Una promessa di libertà.
È quella che Dio ha fatto a Mosè e agli Israeliti prigionieri in Egitto per convincerli a lasciare la loro condizione di schiavitù e mettersi in viaggio verso la Terra Promessa ed è la stessa promessa che il Signore formula quotidianamente a ognuno di noi per uscire dalla nostra condizione di falso benessere e metterci in cammino verso una vita più vera e libera.
Questo il tema del campo diocesano giovanissimi di Azione Cattolica, appena concluso ad Ormea. Quarantasei i partecipanti che, sotto la guida degli educatori, dell’assistente diocesano don Alessandro Ghersi, di don Goffredo Sciubba e don Diego Basso e del seminarista Gabriele Bodda, hanno vissuto una settimana nello stile tipico dell’AC fra attività formative, condivisione, gioco e preghiera.

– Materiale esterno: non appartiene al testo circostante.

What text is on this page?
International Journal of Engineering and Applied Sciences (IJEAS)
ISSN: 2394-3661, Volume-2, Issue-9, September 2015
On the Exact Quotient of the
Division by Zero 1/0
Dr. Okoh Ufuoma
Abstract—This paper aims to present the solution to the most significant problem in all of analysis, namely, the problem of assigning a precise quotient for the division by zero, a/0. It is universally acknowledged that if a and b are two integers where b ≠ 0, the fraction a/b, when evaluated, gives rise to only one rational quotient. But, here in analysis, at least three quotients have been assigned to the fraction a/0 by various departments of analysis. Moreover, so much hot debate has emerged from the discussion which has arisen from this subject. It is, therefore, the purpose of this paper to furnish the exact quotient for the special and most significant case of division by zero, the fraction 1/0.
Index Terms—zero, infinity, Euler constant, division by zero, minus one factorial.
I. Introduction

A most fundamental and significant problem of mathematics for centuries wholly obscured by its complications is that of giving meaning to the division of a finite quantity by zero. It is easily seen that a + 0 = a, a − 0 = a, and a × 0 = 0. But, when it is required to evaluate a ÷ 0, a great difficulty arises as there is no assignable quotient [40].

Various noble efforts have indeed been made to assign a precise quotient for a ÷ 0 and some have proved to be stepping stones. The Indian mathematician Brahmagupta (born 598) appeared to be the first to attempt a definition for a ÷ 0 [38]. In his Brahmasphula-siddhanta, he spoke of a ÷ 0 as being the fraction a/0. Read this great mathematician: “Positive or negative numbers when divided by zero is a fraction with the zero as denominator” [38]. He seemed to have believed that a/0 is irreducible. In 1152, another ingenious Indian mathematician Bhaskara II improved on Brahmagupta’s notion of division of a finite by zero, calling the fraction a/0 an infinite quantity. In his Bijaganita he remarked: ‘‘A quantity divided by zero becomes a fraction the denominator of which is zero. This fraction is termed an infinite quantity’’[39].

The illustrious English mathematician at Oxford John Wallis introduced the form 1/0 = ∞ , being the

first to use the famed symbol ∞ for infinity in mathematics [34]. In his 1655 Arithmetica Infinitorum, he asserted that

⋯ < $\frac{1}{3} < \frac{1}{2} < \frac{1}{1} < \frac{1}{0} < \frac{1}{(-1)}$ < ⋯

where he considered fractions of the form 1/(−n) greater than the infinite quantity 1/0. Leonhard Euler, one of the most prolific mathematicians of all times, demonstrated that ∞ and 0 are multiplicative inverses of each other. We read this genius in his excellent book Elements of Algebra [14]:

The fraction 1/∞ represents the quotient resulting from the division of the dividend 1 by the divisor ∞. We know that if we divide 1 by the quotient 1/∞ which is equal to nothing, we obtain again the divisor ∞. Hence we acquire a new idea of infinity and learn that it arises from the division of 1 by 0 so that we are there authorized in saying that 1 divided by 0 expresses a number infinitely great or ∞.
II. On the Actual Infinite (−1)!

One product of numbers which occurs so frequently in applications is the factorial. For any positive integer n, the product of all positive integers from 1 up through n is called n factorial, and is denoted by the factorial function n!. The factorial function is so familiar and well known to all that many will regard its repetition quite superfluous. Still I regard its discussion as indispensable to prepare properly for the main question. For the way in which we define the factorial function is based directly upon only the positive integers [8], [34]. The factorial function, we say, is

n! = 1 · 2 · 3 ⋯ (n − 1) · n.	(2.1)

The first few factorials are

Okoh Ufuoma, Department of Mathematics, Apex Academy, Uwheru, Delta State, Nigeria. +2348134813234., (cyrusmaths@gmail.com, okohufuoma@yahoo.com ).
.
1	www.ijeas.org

Nelle diverse giornate di campo, i partecipanti hanno riflettuto sul loro stile di vita, sulle guide che li accompagnano, sulle difficoltà che possono ostacolare il cammino, mettendo in gioco sentimenti, emozioni, desideri e paure, simili a quelle che si leggono nelle parole di Anna Mastrantuono, una delle giovanissime che ha partecipato a questa bella esperienza:« La vera prigione è l’ignorare di vivere incatenati. Poco denaro per poter stare tranquilli, poco tempo per godersi le persone, poco coraggio per farsi domande. Ciascuno è prigioniero di qualcosa, ciascuno porta catene invisibili che non gli permettono di assaporare la vera libertà, ciascuno è intrappolato e non è in grado di godersi la propria felicità. Inutile dirlo, i primi tra tutti sono proprio i giovani. Pieni di voglia e di coraggio sono incastrati in mille problemi e, cercando di divincolarsi, finiscono per essere ancora più imbrogliati dalla matassa che si stringe sempre più sui loro sogni. Però è proprio questo desiderio di libertà che spinge ragazzi con vite distanti e idee diverse ad incontrarsi e, per una settimana, ad estraniarsi dal mondo. Vivere una vita di comunità riuscendo, non solo a toccare quella piccola e dolce libertà che è l’amicizia, ma anche ad imparare a camminare con i fratelli e a toccare il cielo! Ma perché allora è solo la minoranza che insegue questo sogno? Perché delle migliaia di ragazzi della diocesi solo una cinquantina hanno scelto di partire e di perseguire questo ideale di libertà? Il motivo forse è perché la nostra società è prigioniera di quell’inquietudine che sorge nel momento in cui si affronta se stessi.
Fa paura scrutarsi e scoprirsi intrappolati in gesti meccanici e vite noiose, fa male scoprire che le scelte fatte hanno portato solo a bui vicoli ciechi. Ma la bellezza della nostra Fede è proprio che, come ci ha tenuto a ripetere il seminarista Vincenzo, non siamo soli dentro di noi, Gesù è e sarà sempre lì pronto a dirti: «ricordati che in due ce la facciamo!». Perciò le lacrime che scendono lente sulle guance di un ragazzo che sa di essere giunto all’ultimo campo Giovanissimi non sono dovute al pensiero di lasciare i propri amici, ma alla paura di non farcela fuori da quel mondo. Perché la bellezza di queste esperienze è proprio la facilità con cui ti fanno percepire la pura e semplice dolcezza della libertà! Perciò potranno anche essere pochi ma dentro di loro hanno qualcosa in più, hanno un posto nel cielo, hanno una parte di cielo, hanno la libertà. Sono nella libertà».
Un verso di Whitman recita: «Sono un universo, contengo moltitudini».
Siamo sicuri che moltitudini come i giovani di AC realizzeranno la promessa di libertà.